I think it is good for shadowing, vocab building, pronunciation practice and reading fluency. Not to mention on my walk to work I D/L and passively listen to the entire story to review everything.

I use Anki for vocab in sentences. Bunpro for grammar. And Satori Reader for listening and reading. I just found Speechling from this thread which is an incredible resource for pronunciation too. I will add that to my summer studies.

For context I am about 4 years into my studies and have yet to take a test, but i would bet I’m around n2 since i speak Japanese at my job everyday here in Japan. Also never taken any formal education in Japanese.


The tofugu article is pretty old, they’ve added quite a bit of content since then.
I think it depends on how low/high you want the difficulty level to be (relative to your level).
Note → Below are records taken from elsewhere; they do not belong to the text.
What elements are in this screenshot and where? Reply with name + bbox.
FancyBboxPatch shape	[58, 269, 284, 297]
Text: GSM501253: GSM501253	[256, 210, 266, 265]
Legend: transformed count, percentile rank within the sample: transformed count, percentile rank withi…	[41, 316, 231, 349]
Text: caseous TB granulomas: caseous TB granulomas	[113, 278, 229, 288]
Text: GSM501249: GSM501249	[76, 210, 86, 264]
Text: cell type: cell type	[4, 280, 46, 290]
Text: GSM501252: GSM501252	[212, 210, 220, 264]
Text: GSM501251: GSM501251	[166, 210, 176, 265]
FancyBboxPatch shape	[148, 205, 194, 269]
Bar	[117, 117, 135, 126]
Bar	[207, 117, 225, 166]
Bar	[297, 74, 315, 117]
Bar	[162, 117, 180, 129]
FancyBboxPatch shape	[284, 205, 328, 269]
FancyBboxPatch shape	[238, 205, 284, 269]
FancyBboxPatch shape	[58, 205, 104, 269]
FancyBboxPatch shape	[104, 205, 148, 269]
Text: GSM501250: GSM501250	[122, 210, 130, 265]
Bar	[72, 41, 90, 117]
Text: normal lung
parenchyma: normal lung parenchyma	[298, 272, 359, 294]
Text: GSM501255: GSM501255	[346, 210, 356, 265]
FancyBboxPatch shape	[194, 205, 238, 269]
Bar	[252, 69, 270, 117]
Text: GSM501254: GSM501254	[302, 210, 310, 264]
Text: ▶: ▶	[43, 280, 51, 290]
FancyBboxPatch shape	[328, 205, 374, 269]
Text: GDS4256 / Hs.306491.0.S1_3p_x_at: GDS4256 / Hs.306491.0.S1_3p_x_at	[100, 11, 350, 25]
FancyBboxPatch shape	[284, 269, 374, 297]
Personally I started with Satori when I was about halfway through N5, and it was a struggle for sure. But it also really helped me grasp basic sentence structure and grammar. So while it took me a while to get through an article, I’d definitely say it was effective even though I wasn’t anywhere near intermediate. And at that level there just isn’t really anything else interesting to read out there (personally didn’t like text book texts or other graded readers much)

Right now (~N3ish) I still use it occasionally, but not nearly as much, because native material has become approachable. I think that’s partly what the article was getting at - the more you learn the less you really need the kanji settings, word-by-word/sentence-by-sentence translations or even material targetet at learners in general. Because of that I’d almost say that Satori is the most useful at low levels. But they have material up to N2 or even N1ish.

If you try it out, definitely go for one of the stories listed as “easier”! The difficulty of the articles varies a lot.